For anyone wondering just where P.Mac’s is, it is the former Bia Bar, opposite the Hairy Lemon. Our event runs there from 5 to 7pm. A Facebook event for the evening can be viewed here.
We’re still finalising the line-up, but so far we feel we have put together a mix of music, history and more that captures the spirit of CHTM and should make for an interesting two hours.
Firstly, the music line-up:
Pete Holidai plays with the Trouble Pilgrims and was a member of the classic Irish punk band The Radiators From Space. We have a lot of love for The Radiators on this website, see for example Sam’s ‘Dublin Punk & New Wave Singles Timeline 1977-1983’.
Lynched describe themselves as ‘local folk miscreants’. Having begun by performing their own folk-punk numbers, in recent years they’ve taken on many Dublin traditional songs and given them a new lease of life. Most recently I saw them perform on the same bill as Barry Gleason, and we’re big fans of what they are doing with Irish folk music.
We have a few interesting speakers lined-up, to give short talks on the subject of Dublin through the ages.
Shane MacThomais is the resident historian of Glasnevin Cemetery, and author of several works on Dublin’s history, most recently Dead Interesting: Stories from the Graveyards of Dublin.

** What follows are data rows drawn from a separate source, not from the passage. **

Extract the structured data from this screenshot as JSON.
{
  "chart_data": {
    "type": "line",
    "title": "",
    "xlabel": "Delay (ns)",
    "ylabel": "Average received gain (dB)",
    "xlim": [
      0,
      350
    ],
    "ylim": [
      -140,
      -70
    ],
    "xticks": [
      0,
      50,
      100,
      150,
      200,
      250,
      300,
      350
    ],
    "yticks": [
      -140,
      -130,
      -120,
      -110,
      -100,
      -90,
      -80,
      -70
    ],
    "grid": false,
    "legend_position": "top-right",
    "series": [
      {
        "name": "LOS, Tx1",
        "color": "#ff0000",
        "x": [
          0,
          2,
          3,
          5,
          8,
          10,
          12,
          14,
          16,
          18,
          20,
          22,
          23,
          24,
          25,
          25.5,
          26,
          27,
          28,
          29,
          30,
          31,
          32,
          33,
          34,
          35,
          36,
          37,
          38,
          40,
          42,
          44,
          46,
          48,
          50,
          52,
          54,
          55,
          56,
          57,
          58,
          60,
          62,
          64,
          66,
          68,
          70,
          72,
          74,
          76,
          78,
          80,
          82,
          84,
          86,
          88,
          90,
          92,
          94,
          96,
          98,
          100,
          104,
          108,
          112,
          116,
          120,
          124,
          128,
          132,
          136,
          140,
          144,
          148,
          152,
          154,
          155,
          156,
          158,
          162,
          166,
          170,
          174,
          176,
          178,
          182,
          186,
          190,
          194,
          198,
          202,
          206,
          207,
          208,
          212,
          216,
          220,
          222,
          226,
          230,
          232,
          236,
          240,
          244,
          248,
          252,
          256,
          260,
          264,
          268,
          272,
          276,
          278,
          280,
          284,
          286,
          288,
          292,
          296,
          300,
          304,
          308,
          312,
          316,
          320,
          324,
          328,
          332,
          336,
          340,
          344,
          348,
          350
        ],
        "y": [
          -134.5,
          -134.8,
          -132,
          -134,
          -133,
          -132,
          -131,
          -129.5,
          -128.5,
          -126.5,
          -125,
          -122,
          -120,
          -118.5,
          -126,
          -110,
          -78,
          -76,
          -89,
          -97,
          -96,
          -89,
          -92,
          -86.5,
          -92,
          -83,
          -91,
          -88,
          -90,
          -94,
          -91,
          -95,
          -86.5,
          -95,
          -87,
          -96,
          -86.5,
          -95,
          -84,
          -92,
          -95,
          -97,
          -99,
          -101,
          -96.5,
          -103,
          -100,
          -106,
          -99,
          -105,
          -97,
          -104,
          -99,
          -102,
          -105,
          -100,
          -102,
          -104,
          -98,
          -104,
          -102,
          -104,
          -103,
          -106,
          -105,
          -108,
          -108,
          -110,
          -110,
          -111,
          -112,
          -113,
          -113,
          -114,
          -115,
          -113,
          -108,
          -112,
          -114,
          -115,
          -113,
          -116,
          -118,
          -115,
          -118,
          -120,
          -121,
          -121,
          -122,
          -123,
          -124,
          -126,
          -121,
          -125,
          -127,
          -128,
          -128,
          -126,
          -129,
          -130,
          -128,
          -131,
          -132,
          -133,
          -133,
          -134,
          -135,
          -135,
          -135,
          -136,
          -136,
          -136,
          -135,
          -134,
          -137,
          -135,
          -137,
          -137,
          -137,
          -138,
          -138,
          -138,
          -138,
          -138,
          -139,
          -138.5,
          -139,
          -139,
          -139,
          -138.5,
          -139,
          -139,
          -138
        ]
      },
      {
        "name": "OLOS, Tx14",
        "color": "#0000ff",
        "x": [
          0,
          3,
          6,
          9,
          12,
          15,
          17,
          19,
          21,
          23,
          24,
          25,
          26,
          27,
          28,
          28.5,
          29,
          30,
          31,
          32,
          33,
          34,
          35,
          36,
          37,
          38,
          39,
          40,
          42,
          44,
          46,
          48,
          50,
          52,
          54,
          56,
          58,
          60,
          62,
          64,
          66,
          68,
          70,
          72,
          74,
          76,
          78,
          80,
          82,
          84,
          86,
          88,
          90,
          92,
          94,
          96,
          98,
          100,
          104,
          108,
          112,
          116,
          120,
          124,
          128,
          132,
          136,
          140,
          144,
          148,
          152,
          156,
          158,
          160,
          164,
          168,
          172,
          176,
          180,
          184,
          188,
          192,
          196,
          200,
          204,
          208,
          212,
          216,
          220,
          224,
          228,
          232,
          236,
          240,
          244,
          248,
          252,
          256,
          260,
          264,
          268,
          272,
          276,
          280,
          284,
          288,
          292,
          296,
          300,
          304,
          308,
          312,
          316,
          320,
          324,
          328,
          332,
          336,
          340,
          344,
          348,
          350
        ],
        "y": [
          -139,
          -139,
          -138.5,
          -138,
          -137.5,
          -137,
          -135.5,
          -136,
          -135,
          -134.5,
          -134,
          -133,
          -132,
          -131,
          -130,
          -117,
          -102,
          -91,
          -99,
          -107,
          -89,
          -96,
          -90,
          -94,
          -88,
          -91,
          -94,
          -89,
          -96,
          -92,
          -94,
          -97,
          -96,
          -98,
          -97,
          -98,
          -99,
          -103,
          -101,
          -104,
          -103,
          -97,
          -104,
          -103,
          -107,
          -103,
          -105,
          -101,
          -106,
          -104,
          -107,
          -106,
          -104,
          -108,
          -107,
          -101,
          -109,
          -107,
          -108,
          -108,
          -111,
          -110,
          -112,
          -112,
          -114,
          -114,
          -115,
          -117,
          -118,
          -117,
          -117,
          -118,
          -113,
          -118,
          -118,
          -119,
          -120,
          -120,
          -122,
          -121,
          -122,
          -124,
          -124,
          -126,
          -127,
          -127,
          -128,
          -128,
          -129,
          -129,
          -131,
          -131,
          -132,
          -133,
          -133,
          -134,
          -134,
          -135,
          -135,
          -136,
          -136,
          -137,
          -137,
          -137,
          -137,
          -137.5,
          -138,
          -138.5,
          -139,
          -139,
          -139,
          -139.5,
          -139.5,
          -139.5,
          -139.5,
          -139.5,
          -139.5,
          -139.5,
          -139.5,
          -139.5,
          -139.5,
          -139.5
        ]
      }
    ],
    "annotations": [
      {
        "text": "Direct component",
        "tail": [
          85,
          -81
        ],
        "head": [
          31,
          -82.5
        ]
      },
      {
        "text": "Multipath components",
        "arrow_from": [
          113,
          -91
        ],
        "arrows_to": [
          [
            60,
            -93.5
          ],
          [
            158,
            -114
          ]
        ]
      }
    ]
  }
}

He is the son of legendary Dublin historian Éamonn MacThomais, and he’ll be chatting about how Dublin has changed over the years, mostly for the better.
One of the most rewarding things about Come Here To Me! has been coming into contact with others online who are also doing interesting things with history. Orla Fitzpatrick is a photo historian who runs the Jacolette blog. ‘A gallery of Irish snapshot and vernacular photography’, it features many weird and wonderful pictures of Dublin, and Dubliners, through the ages.
Few people have championed the cause of Dublin like Frank McDonald, journalist with The Irish Times and author of several works on the city, its architecture and planning. We’ll be chatting to the author of The Destruction of Dublin about how things are since the release of that classic book, and the state of the city today.
We’re delighted to announce that Patrick Brocklebank (photographer) and Sinead Molony (editor) who were behind this year’s excellent book ‘Where the Streets Have 2 Names: U2 and the Dublin Music Scene, 1978-1980’ have been added to the line up for our event on the 30th. There will be slideshow of some of the most interesting photos from the book (as well as some that didn’t make it into it) followed by a Q&A session.
We are also very pleased to announce we’ll be showing the short-film Gentlemen of Letters. This new short film from Colin Brady looks at a longstanding Dublin tradition of signpainting, from the days of Dublin legend Kevin Freeney right up to Maser and modern artists in the city.